Conan and Gelete both shook their heads.
“No, if we said it was all lost, the minute any of us shows a glint of gold they’d think we stole it all,” Conan said. Then he brightened. “It means we can keep more of it, though. Say, half. The rest we have to return.”
It took a moment to thrash out the meaning, then Gelete agreed.
Valeria was silent.
“We can just say that the other half of it was lost in the crossing,” Conan continued. “Plenty of wagons and gear were lost, and everyone in the convoy will swear to it. If we’re careful, nobody but the four of us should know, and we can share it out with our followers later as we planned.” This was very much the way the Red Brotherhood divided a prize between captain, quartermaster, and crew.
Then Valeria bristled.
“I should get a bigger share,” she growled. “I saved it all.” She put on an appearance of pious virtue, and Conan suppressed a laugh. “And it’s all there. You can count it. So—four shares for me, that would be fair.”
He snorted. “You are a pirate.”
They all chuckled, and Valeria shifted to mock umbrage.
“No, I was a pirate,” she protested. “Now I’m a mercenary. There’s a difference!”
“Yes,” Zarkabaal said dryly. “Dry feet, sometimes, and less throwing up.” There was more laughter at that.
They had cheered up substantially.
“We should all agree to give her a double share,” Conan said, “like we’ve earned as the leaders, taking a bit from everyone.” He peered at them, one at a time. “That’s fair.” When he’d gotten assent, and without much grumbling, he continued thoughtfully, tugging at his square chin:
“We should hide it before we get past the border of the settled land—but not too far from Sukhmet. When we want it, a man on horseback could get out and back in a day, calling it a ‘hunting trip’ perhaps.”
There were more nods, but also suspicious glances.

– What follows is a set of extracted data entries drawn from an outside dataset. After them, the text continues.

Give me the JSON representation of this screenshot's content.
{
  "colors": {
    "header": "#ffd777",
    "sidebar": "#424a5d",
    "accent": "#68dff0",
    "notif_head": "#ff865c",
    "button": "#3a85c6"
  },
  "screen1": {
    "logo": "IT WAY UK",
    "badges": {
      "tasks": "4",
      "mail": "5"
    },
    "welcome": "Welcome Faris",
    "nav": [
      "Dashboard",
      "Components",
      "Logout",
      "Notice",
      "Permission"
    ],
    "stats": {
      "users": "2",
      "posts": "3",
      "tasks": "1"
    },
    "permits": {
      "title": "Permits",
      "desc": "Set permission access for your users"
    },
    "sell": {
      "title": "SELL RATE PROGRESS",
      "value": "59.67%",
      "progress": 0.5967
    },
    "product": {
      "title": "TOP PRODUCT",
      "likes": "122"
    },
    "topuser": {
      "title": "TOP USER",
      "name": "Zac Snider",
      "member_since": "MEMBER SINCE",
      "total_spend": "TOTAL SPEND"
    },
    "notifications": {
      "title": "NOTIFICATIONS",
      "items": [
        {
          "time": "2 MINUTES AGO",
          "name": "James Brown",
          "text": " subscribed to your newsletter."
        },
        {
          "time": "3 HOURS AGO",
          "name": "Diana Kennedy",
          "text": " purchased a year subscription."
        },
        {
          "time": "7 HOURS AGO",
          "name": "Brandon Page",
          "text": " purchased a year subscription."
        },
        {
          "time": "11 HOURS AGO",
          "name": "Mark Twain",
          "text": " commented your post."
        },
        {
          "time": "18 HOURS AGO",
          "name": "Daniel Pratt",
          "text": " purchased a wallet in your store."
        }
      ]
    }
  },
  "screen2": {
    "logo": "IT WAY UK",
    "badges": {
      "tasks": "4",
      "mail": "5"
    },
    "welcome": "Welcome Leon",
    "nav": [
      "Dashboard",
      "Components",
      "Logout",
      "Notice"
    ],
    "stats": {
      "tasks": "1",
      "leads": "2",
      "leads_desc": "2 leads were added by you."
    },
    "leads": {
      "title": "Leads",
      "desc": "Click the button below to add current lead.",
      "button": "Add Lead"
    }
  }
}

What was hidden could be retrieved…
Zarkabaal gritted his teeth and sighed.
“I think Conan should be the one to bury it, and only he knows where,” the Shemite said. “If all four of us here know where it is… well, my people have a saying.” He uttered a string of throaty gutturals, and translated. “‘Two men can keep a secret, but only if one of them is dead.’ The Cimmerian is a man of honor… for a pirate and a mercenary.”
“I am,” Conan said, serious as death but conscious of Valeria’s smile. “I won’t cheat my own crew, or my comrades in arms.”

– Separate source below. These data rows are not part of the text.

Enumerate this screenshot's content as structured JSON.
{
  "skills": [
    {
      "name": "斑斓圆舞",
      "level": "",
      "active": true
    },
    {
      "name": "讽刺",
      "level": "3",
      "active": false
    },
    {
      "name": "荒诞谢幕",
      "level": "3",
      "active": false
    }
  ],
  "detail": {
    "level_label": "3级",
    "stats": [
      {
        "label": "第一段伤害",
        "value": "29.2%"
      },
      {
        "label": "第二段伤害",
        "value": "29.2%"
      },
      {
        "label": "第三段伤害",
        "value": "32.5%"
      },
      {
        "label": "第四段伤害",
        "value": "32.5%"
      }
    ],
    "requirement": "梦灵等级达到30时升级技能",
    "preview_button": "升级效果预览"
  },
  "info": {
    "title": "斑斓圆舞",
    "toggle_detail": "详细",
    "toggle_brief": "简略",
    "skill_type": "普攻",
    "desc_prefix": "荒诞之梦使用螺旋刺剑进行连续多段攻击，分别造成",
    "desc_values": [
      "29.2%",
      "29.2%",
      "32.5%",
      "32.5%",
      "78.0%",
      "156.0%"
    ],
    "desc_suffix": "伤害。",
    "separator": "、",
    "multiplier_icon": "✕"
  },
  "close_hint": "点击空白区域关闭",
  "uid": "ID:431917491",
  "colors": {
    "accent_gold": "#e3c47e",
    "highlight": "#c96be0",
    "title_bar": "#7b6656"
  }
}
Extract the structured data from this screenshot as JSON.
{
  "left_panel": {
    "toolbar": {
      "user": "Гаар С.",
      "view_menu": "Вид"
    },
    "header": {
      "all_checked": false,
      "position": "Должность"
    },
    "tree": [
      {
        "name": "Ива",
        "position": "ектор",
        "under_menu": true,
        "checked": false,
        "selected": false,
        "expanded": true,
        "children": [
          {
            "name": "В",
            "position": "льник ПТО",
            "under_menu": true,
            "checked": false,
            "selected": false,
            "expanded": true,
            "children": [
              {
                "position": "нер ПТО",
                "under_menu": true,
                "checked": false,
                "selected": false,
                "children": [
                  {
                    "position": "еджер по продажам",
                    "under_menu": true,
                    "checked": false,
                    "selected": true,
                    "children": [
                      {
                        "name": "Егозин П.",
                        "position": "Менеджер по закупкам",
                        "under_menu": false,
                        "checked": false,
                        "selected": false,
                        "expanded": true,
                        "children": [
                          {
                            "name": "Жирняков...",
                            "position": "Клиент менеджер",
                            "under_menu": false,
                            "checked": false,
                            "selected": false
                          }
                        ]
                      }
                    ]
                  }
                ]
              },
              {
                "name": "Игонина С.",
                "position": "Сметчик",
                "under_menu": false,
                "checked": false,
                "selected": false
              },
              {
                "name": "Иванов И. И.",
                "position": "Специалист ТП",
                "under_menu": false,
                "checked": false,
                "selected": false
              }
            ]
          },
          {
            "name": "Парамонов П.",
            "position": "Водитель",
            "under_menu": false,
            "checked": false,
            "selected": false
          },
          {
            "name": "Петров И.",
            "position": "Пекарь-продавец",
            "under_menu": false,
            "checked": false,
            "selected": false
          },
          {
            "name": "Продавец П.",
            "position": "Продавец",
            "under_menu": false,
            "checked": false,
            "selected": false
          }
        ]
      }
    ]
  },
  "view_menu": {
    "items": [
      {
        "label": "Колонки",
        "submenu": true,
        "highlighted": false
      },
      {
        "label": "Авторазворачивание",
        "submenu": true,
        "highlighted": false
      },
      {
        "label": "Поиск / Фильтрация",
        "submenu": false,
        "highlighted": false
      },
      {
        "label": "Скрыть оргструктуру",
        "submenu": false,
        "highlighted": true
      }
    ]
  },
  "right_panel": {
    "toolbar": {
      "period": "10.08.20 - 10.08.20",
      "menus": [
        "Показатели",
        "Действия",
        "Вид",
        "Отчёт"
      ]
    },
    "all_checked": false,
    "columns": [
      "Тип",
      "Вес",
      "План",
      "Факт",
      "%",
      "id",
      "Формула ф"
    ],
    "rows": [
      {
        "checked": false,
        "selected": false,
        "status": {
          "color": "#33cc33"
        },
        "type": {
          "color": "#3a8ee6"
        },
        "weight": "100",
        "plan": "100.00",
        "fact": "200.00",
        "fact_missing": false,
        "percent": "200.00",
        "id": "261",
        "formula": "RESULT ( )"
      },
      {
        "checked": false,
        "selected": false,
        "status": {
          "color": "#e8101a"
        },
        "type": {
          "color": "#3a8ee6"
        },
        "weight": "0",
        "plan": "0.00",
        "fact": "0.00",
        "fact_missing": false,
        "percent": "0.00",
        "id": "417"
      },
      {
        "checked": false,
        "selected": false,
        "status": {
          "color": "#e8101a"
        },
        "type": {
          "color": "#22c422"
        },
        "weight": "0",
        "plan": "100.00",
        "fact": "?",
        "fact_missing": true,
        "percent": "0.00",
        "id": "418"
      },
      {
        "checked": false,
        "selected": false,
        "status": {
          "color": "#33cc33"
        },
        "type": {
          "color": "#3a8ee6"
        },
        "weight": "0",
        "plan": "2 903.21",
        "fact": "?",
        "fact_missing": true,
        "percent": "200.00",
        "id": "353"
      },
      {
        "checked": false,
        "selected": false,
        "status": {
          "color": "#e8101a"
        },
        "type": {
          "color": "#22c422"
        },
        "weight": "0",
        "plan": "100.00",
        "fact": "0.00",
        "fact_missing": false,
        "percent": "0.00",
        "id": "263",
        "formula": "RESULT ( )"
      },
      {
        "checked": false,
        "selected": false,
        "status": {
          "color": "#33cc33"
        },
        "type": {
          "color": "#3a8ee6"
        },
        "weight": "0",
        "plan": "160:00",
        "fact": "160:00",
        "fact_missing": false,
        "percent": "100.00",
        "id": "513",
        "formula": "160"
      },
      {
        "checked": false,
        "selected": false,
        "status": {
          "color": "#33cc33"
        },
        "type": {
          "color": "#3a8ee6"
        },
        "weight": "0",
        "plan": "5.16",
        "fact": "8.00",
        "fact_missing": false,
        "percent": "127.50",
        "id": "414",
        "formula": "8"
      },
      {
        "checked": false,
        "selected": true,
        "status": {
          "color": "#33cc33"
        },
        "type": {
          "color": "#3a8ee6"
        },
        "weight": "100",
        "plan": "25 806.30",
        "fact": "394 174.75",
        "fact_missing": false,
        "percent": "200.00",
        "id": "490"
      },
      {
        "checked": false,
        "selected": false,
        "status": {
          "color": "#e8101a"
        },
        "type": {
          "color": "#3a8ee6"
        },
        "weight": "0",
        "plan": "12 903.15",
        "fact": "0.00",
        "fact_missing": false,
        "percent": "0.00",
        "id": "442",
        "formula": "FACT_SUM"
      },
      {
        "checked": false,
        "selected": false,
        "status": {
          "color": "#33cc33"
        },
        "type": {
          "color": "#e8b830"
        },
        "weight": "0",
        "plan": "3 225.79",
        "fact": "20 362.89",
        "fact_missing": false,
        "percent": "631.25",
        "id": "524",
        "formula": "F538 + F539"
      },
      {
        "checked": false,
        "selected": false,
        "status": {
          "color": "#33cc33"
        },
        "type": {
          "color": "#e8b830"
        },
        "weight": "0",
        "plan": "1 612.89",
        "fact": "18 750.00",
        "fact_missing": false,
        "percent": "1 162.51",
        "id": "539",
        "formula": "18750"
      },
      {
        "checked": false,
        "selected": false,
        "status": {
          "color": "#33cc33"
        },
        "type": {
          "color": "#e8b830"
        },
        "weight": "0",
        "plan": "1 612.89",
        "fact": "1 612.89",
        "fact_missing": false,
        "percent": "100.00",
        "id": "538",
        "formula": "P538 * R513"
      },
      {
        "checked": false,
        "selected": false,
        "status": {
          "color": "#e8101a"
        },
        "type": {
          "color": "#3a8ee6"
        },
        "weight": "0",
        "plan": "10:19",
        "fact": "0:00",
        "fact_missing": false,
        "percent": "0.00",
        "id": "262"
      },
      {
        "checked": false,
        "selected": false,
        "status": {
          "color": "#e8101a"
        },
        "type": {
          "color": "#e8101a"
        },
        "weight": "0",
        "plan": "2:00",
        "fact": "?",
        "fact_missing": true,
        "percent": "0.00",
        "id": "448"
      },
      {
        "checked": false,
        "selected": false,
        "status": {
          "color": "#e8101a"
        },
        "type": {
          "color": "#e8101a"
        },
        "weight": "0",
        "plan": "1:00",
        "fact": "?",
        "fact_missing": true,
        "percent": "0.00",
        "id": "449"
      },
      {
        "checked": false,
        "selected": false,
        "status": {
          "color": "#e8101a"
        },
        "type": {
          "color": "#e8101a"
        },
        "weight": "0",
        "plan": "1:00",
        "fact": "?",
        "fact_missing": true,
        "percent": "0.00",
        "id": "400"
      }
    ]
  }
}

Gelete nodded. “We have same saying about secrets,” he agreed. “Conan hide it, but just Conan!” He glanced at Valeria. “You brave, good fighter, woman. Smart, too, but not know you like I know Conan. Plenty smart brave fighter steal, if he can. If she can, too.”
She nodded, tight-lipped.
Before she could reply, a Stygian woman—perhaps a half-Stygian, being blunter-featured and darker than their usual aquiline-faced light brown—came over, carrying a pot of hot stew.
“Antelope, beans, and some of our last onions and wild greens,” she said, bowing low and smiling broadly at Conan’s gesture of thanks. They ladled it into their bowls. The late Stygian commandant’s packets of spice had been put to good use by his cook, who’d also survived.

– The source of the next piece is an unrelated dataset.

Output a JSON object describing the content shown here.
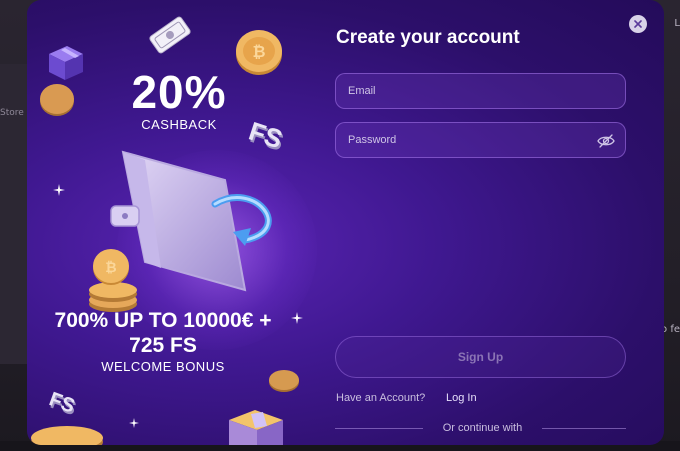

“This good,” Gelete said, smacking his lips after a taste. “Good as my first wife made, Gods keep her.” The Nubakan sighed. “Would be even better with crocodile-tail meat.”
Conan shook his head. “Not those crocodiles.”
“Why not?”
The Cimmerian looked around the camp; they’d lost forty or fifty at the ford.
“You wouldn’t know who that crocodile had known, if you know what I mean.”
Gelete roared laughter, along with Zarkabaal and Valeria. Conan reflected that his command of Stygian was improving if he could joke in it.